History of Herbs :: China

“For every ill, there is a corresponding natural remedy.”

Legends regarding pharmacology (the science of the effects of drugs on a living organism) in China center around Shen-nung, “the divine farmer” turned emperor-sage who lived over 5500 years ago. He tested herbs and treatments on himself and recorded his findings for what would become the Pen-Ts’ao Ching, (The Classic of Herbs) a compendium of Chinese herbal treatments. Shen-nung died because of an overdose of an herb that proved to be poisonous, but other practitioners added to his work.

Most authorities agree that the compendium was committed to paper circa 100 CE during the Han Dynasty, by which time it contained over 235 prescriptions using dozens of herbs. Chinese herbalists continued to discover new treatment and subsequent emperors ordered regular updates to Shen-nung’s herbal. In its final published version in 1597 CE, the original work had grown into a 52-volume set, containing 8,160 prescriptions prepared from 1,871 substances mostly of plant origin, entitled Pen-Ts’ao Kung Mu (The Catalog of Medicinal Herbs).

This work, credited to Li Shih-Chen, is still studied by students of Chinese herbalism today, though they have simplified the practice. Three hundred herbs are used in modern Chinese herbalism, including ginseng, burdock, hawthorn, dandelion and ginger. They are dispensed as decoctions, powders, pills, ointments, and suppositories and work in conjunction with the practice of acupuncture.
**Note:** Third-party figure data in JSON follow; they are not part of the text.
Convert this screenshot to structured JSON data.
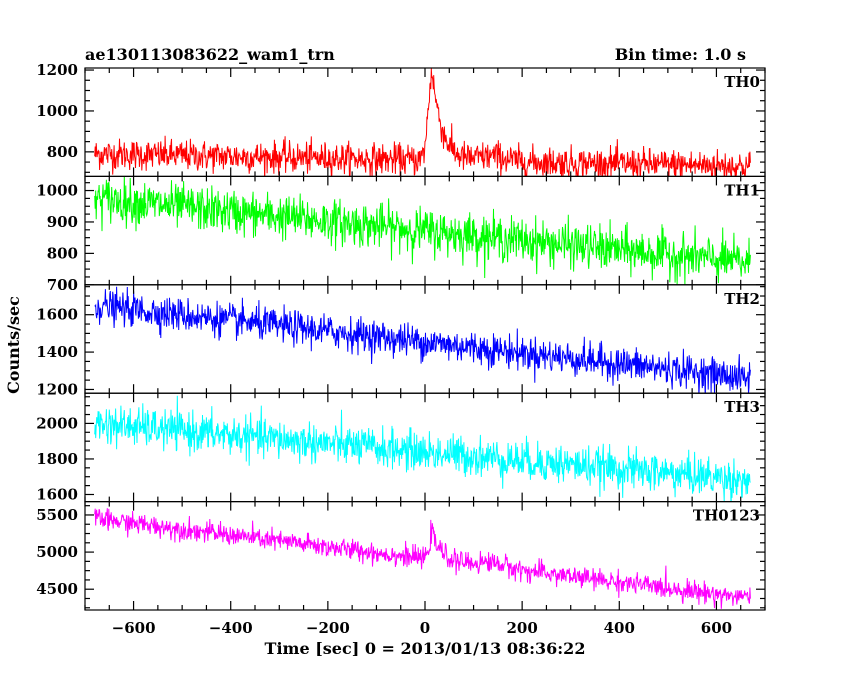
{
  "chart_data": {
    "type": "line",
    "title": "ae130113083622_wam1_trn",
    "bin_time_label": "Bin time: 1.0 s",
    "xlabel": "Time [sec] 0 = 2013/01/13 08:36:22",
    "ylabel": "Counts/sec",
    "xlim": [
      -700,
      700
    ],
    "x_ticks": [
      -600,
      -400,
      -200,
      0,
      200,
      400,
      600
    ],
    "x_tick_labels": [
      "−600",
      "−400",
      "−200",
      "0",
      "200",
      "400",
      "600"
    ],
    "x_range": [
      -680,
      670
    ],
    "series": [
      {
        "name": "TH0",
        "color": "#ff0000",
        "ylim": [
          680,
          1210
        ],
        "y_ticks": [
          800,
          1000,
          1200
        ],
        "y_tick_labels": [
          "800",
          "1000",
          "1200"
        ],
        "baseline_start": 790,
        "baseline_end": 730,
        "noise": 38,
        "peak": {
          "x": 15,
          "height": 430,
          "width": 8,
          "decay": 20
        },
        "bump": {
          "x": 140,
          "height": 25,
          "width": 25
        }
      },
      {
        "name": "TH1",
        "color": "#00ff00",
        "ylim": [
          700,
          1045
        ],
        "y_ticks": [
          700,
          800,
          900,
          1000
        ],
        "y_tick_labels": [
          "700",
          "800",
          "900",
          "1000"
        ],
        "baseline_start": 975,
        "baseline_end": 770,
        "noise": 35
      },
      {
        "name": "TH2",
        "color": "#0000ff",
        "ylim": [
          1180,
          1760
        ],
        "y_ticks": [
          1200,
          1400,
          1600
        ],
        "y_tick_labels": [
          "1200",
          "1400",
          "1600"
        ],
        "baseline_start": 1650,
        "baseline_end": 1260,
        "noise": 45
      },
      {
        "name": "TH3",
        "color": "#00ffff",
        "ylim": [
          1560,
          2170
        ],
        "y_ticks": [
          1600,
          1800,
          2000
        ],
        "y_tick_labels": [
          "1600",
          "1800",
          "2000"
        ],
        "baseline_start": 2000,
        "baseline_end": 1680,
        "noise": 55
      },
      {
        "name": "TH0123",
        "color": "#ff00ff",
        "ylim": [
          4220,
          5680
        ],
        "y_ticks": [
          4500,
          5000,
          5500
        ],
        "y_tick_labels": [
          "4500",
          "5000",
          "5500"
        ],
        "baseline_start": 5450,
        "baseline_end": 4380,
        "noise": 70,
        "peak": {
          "x": 15,
          "height": 350,
          "width": 6,
          "decay": 18
        },
        "bump": {
          "x": 140,
          "height": 60,
          "width": 25
        }
      }
    ]
  }
}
Beginning in the mid 1800’s, European colonialists brought traditional Western medicine to China and dismissed thousands of years of herbal study as superstition. Not surprisingly, the Chinese distrusted the new procedures and it was not until the 1950s that Western and Eastern medical practitioners began working side by side. Despite their initial opposition to each other, Western medicine owes much to the research China’s herbalists. Star anise, camphor, ephedra, monkshood and aconitine, the alkaloid resulting from monkshood, were all introduced to modern medicine by the Chinese, as were the minerals arsenic, iron, mercury and sulfur.